APPUNTAMENTO AL MARE
È stato un papà a stanarlo. Il padre di una tredicenne che, durante una breve vacanza a Santa Severa, non vedendo rientrare la figlia, tredici anni e ancora nella scuola primaria, l'aveva cercata in uno stabilimento balneare trovandola in compagnia dell'uomo. La baciava su un lettino prendisole. «Ero convinto che fosse diciottenne», si è giustificato con lui l'approfittatore. L'indagine è partita da quella segnalazione, nell'estate del 2013. Sono stati poi i carabinieri a scoprire che l'uomo, un disoccupato ora quarantaduenne, nello stesso periodo aveva agganciato un'altra adolescente a cui imponeva giorno dopo giorno contatti via web sempre più erotici. In questo caso, però, i familiari hanno scelto di non procedere con la denuncia per non affrontare il processo contro il sospetto pedofilo. Ma il precedente è finito comunque agli atti del pm Eugenio Albamonte, che ha portato a giudizio l'adescatore seriale. «Mia figlia non è rientrata dopo un bagno al mare - aveva denunciato invece, l'altro papà - Quindi, preoccupato, sono andato a cercarla.

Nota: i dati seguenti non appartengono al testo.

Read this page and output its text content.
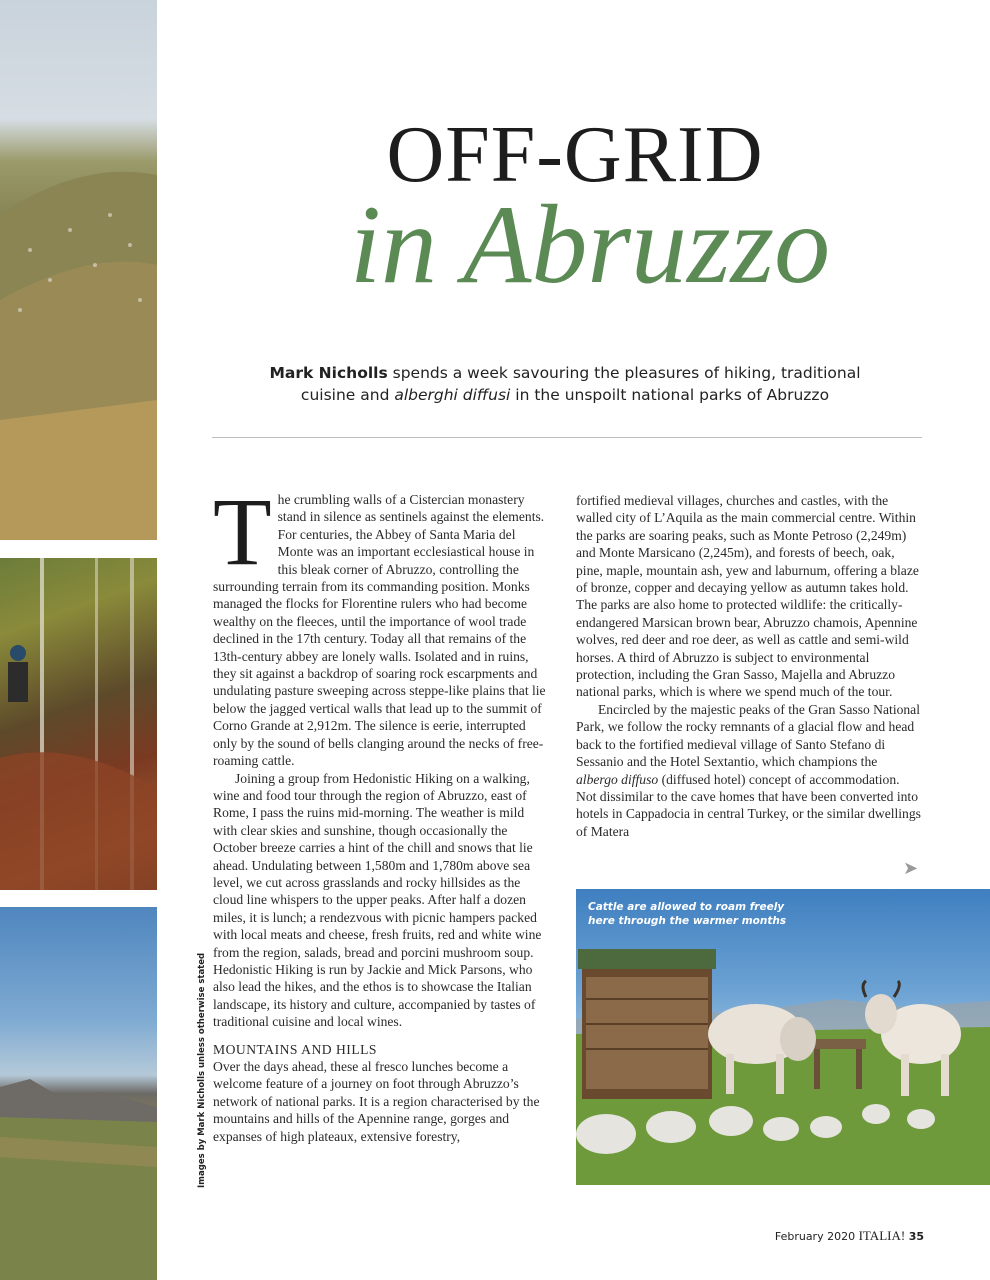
OFF-GRID
in Abruzzo
Mark Nicholls spends a week savouring the pleasures of hiking, traditional cuisine and alberghi diffusi in the unspoilt national parks of Abruzzo
Images by Mark Nicholls unless otherwise stated

The crumbling walls of a Cistercian monastery stand in silence as sentinels against the elements. For centuries, the Abbey of Santa Maria del Monte was an important ecclesiastical house in this bleak corner of Abruzzo, controlling the surrounding terrain from its commanding position. Monks managed the flocks for Florentine rulers who had become wealthy on the fleeces, until the importance of wool trade declined in the 17th century. Today all that remains of the 13th-century abbey are lonely walls. Isolated and in ruins, they sit against a backdrop of soaring rock escarpments and undulating pasture sweeping across steppe-like plains that lie below the jagged vertical walls that lead up to the summit of Corno Grande at 2,912m. The silence is eerie, interrupted only by the sound of bells clanging around the necks of free-roaming cattle.

Joining a group from Hedonistic Hiking on a walking, wine and food tour through the region of Abruzzo, east of Rome, I pass the ruins mid-morning. The weather is mild with clear skies and sunshine, though occasionally the October breeze carries a hint of the chill and snows that lie ahead. Undulating between 1,580m and 1,780m above sea level, we cut across grasslands and rocky hillsides as the cloud line whispers to the upper peaks. After half a dozen miles, it is lunch; a rendezvous with picnic hampers packed with local meats and cheese, fresh fruits, red and white wine from the region, salads, bread and porcini mushroom soup. Hedonistic Hiking is run by Jackie and Mick Parsons, who also lead the hikes, and the ethos is to showcase the Italian landscape, its history and culture, accompanied by tastes of traditional cuisine and local wines.

MOUNTAINS AND HILLS

Over the days ahead, these al fresco lunches become a welcome feature of a journey on foot through Abruzzo’s network of national parks. It is a region characterised by the mountains and hills of the Apennine range, gorges and expanses of high plateaux, extensive forestry,

fortified medieval villages, churches and castles, with the walled city of L’Aquila as the main commercial centre. Within the parks are soaring peaks, such as Monte Petroso (2,249m) and Monte Marsicano (2,245m), and forests of beech, oak, pine, maple, mountain ash, yew and laburnum, offering a blaze of bronze, copper and decaying yellow as autumn takes hold. The parks are also home to protected wildlife: the critically-endangered Marsican brown bear, Abruzzo chamois, Apennine wolves, red deer and roe deer, as well as cattle and semi-wild horses. A third of Abruzzo is subject to environmental protection, including the Gran Sasso, Majella and Abruzzo national parks, which is where we spend much of the tour.

Encircled by the majestic peaks of the Gran Sasso National Park, we follow the rocky remnants of a glacial flow and head back to the fortified medieval village of Santo Stefano di Sessanio and the Hotel Sextantio, which champions the albergo diffuso (diffused hotel) concept of accommodation. Not dissimilar to the cave homes that have been converted into hotels in Cappadocia in central Turkey, or the similar dwellings of Matera

➤
Cattle are allowed to roam freely here through the warmer months
February 2020 ITALIA! 35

Dopo aver perlustrato la spiaggia per un'oretta l'ho trovata su una sdraio. Qualcuno la abbracciava e baciava. E alla mia vista ha cercato di coprirla». «Ho chiesto all'uomo chi fosse». Solo il nome, Stefano, però, a conclusione delle indagini si è rivelato vero.
LA TRAPPOLA
Di certo, come è stato ricostruito coi contatti WeChat, conosceva l'età della ragazzina. «Ho tredici anni - si era presentata - I miei genitori non mi lasciano uscire sola». Eppure l'adolescente allettata dal corteggiamento si era allontanata da casa almeno tre o quattro volte per incontrare quel giovane che riteneva il fidanzato segreto. L'adescatore di minorenni ora dovrà risarcire sia la ragazzina che i genitori per la trappola tesa, così come chiesto dal legale di parte civile, l'avvocato Sandra Aromolo. In tutto trentamila euro.